From the 1939 WPA Guide to New York City:
Prospect Park West is an equally fine neighborhood, which west of Sixth Avenue changes into an area of seedy houses, industrial plants, and warehouses. In the latter section dwells a small colony of Newfoundlanders, known to the neighborhood as "blue noses" or "fish," who gain a livelihood on the fishing smacks that go down to the sea from Sheepshead Bay.
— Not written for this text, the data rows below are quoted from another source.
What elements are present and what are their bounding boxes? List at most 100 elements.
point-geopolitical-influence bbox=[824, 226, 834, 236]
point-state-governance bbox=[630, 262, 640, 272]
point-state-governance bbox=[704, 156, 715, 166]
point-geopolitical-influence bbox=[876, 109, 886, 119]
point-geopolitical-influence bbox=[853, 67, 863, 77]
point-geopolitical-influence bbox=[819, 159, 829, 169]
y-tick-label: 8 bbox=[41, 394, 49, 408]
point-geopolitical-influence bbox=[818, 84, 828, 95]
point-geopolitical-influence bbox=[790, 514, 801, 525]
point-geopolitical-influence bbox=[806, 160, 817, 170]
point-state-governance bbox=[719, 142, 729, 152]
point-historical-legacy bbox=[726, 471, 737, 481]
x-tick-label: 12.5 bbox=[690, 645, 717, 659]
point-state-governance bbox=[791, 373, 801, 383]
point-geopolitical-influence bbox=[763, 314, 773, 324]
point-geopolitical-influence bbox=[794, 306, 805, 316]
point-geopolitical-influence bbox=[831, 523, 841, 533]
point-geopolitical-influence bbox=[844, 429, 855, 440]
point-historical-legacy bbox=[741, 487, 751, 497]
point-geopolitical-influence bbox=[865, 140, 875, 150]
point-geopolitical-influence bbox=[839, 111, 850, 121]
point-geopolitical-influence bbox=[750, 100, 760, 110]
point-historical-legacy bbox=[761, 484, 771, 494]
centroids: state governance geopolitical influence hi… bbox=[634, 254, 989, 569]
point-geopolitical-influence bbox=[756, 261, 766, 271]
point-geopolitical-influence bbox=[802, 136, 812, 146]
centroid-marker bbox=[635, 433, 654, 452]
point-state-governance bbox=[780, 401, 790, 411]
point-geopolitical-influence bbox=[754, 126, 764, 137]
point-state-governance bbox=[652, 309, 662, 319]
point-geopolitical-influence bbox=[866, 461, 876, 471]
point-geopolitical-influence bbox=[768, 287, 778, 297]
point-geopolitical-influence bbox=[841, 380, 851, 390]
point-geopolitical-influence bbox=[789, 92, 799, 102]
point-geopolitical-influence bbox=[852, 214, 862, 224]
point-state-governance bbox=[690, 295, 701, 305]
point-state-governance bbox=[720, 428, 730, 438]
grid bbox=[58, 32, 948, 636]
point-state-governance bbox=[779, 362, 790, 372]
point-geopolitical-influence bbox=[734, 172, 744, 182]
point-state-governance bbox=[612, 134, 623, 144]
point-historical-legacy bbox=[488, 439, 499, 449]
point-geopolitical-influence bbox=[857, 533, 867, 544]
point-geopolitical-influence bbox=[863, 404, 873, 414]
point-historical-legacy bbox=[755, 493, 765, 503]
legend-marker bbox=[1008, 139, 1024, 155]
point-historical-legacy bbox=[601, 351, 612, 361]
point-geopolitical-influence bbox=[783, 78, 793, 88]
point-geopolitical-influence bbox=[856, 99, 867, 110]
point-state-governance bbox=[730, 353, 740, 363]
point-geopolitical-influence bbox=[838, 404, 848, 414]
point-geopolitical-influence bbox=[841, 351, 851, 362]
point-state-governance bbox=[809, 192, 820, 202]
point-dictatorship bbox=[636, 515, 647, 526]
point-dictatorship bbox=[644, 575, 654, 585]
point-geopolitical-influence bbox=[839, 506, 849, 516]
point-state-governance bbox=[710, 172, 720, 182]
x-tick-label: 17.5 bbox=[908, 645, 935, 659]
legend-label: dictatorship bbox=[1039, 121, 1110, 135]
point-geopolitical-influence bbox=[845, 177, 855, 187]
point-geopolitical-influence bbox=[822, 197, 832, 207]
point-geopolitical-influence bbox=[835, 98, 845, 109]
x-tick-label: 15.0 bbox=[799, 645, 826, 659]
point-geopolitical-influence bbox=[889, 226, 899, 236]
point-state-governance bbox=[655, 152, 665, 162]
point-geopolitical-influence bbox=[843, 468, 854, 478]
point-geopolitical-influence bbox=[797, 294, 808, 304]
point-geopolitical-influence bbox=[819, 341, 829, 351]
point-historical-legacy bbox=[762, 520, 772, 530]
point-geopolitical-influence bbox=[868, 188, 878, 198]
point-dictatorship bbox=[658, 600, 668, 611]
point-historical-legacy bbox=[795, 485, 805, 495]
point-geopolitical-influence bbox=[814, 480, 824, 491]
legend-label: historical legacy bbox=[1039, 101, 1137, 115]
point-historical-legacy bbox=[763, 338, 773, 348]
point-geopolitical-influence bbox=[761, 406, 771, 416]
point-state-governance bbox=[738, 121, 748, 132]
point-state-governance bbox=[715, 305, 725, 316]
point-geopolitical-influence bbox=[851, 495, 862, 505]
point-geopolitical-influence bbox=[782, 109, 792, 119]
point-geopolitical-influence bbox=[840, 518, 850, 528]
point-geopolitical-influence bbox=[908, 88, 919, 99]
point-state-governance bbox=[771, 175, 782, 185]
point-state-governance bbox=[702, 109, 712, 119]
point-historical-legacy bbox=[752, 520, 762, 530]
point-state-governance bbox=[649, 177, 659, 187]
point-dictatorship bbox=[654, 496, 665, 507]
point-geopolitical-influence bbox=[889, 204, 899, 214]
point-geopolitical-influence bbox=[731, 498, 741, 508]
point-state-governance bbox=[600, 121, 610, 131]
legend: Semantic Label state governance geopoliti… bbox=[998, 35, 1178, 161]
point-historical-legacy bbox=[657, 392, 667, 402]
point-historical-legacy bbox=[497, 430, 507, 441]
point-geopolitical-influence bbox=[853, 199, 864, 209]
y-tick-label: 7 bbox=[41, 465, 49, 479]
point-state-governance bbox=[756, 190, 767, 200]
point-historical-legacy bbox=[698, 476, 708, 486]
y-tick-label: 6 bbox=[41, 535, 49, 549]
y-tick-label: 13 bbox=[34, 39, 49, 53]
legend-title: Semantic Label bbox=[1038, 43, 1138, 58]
I love reading this paragraph. Partly for its air of raffish romance and partly because one of those seedy houses is the place I call home. Even as late as the early 1980s, much of the south of the Slope west of Sixth & below 9th was considered no-go territory by the realtors introducing young, white, urban professionals to Brooklyn. Neither the area's demographics nor much of the (wooden) housing stock made the cut. The passage makes me curious, too, about those earlier Newfoundlanders - seafarers, longshoremen, carpenters, and ironworkers - who settled here, South Brooklyn through to Bay Ridge, some staying for good, but others eventually heading back to their families up north. There's plenty available to read about Scandinavians in Brooklyn, but less about the fish & the Nova Scotian blue noses. I got talking to a Newfie a couple of weeks back, on the Coney Island boardwalk, and I thought of the WPA guide.
Off to the Central Library to dig around.